Par elle, nous bénissons le Seigneur et Père (et nous savons
que la louange est bienséante, chose agréable à Dieu
et qui est appelée bonne - Psaume 147). Par elle aussi, ceux qui
craignent l'Eternel durant un temps particulièrement mauvais, relaté
dans le livre de Malachie, parlent l'un à l'autre et captivent ainsi
l'attention du Grand Dieu qui a fait les cieux et la terre, de telle sorte
que l'Ecriture dit: "Il a été attentif".
Par la langue encore, nous nous consolons l'un l'autre
(1 Thessaloniciens) en nous occupant du glorieux retour du Seigneur Jésus
Christ. Par elle, nous nous édifions l'un l'autre sur notre sainte
foi. Et ainsi, encouragés, nous poursuivons la route qui est devant
nous. Par elle, nous pouvons faire connaître l'oeuvre merveilleuse
de notre Sauveur, nous pouvons nous exciter l'un l'autre à l'amour
et aux bonnes oeuvres, remuer les coeurs de telle sorte que la Personne
de Christ nous devienne toujours plus sensible. Ainsi, nous pouvons acquérir
un titre que l'on ne rencontre pas souvent dans les Saintes Ecritures:
"fils de consolation".
Par elle, nous pouvons ramener un égaré
dans le bon chemin, sauver une âme de la mort et couvrir une multitude
de péchés.
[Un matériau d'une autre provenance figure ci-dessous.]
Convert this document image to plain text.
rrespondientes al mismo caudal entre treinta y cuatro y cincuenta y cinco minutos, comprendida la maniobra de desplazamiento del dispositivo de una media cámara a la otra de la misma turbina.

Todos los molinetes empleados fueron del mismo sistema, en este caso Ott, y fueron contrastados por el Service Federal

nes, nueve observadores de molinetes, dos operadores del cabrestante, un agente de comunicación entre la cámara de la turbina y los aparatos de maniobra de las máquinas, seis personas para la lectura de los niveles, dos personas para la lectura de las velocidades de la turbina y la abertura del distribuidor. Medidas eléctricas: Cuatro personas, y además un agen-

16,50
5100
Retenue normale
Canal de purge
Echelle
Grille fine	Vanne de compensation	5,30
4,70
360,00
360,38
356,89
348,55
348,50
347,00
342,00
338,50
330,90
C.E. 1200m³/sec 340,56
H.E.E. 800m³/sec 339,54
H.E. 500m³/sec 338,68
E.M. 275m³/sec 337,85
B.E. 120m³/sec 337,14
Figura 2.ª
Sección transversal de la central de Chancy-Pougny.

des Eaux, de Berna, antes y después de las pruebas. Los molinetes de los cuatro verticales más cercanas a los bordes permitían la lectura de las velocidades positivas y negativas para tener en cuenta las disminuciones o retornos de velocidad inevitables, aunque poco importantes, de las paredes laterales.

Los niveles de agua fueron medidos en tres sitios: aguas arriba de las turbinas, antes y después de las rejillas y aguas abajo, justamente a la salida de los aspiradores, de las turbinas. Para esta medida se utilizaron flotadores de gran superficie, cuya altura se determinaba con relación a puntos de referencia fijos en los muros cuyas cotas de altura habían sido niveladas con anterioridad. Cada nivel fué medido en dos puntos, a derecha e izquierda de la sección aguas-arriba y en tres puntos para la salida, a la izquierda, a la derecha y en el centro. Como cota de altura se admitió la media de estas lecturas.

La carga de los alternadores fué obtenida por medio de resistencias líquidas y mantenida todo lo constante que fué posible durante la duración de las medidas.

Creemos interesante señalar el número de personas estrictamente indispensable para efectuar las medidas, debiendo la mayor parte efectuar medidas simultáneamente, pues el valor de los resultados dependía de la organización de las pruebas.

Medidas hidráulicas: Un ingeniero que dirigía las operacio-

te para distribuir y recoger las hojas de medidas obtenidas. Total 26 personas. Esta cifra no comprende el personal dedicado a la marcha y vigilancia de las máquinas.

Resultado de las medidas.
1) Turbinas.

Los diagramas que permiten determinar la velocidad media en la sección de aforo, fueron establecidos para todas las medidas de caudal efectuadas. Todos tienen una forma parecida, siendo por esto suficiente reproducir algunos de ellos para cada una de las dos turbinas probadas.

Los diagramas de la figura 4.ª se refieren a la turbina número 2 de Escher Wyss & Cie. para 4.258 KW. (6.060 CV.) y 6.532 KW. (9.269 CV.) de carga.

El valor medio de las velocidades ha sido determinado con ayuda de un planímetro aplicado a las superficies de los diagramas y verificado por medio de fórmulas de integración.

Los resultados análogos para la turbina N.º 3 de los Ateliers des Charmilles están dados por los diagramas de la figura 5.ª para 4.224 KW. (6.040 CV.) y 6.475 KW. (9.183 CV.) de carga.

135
Par elle, nous pouvons aussi consoler la veuve
et l'orphelin; nous pouvons dire des choses si précieuses de la
Personne de Jésus quand notre langue est comme le style d'un écrivain
habile.
Par elle, nous pouvons parler de Celui qui a été
crucifié, amener une âme à la connaissance de ce si
grand salut et permette au Ciel de se réjouir. Nous pouvons également
bénir ceux qui nous persécutent et, service si précieux,
nous prions.
L'éternité livrera tous les secrets résultats
de ce travail de la prière, de l'intercession et de la supplication.
L'Ecclésiaste dit: "Les paroles de la bouche du
sage sont pleines de grâce" ... ou, en quelque sorte, sèment
la salut.
La langue peut être bien employée pour chanter
les louanges du Seigneur et ainsi permettre à la joie selon Dieu
de s'extérioriser; "Si quelqu'un est joyeux qu'il chante des cantiques".
Ecoutons la voix de la sagesse. Le psalmiste peut dire:
"Toutes les paroles de sa bouche sont selon sa justice et en elle rien
de pervers ni de tortueux" et David ajoute, comme un prend garde solennel:
"La parole n'est pas encore sur ma langue que voilà, ô Eternel,
tu la connais toute entière".
Dieu est l'auditeur attentif de toutes nos conversations.
Qu'Il nous donne la grâce d'y songer davantage. Et si nous le réalisons,
la chose est certaine, Il nous bénira.
"Celui qui garde sa langue garde son âme de détresse"
et encore "Le rapporteur divise les intimes amis".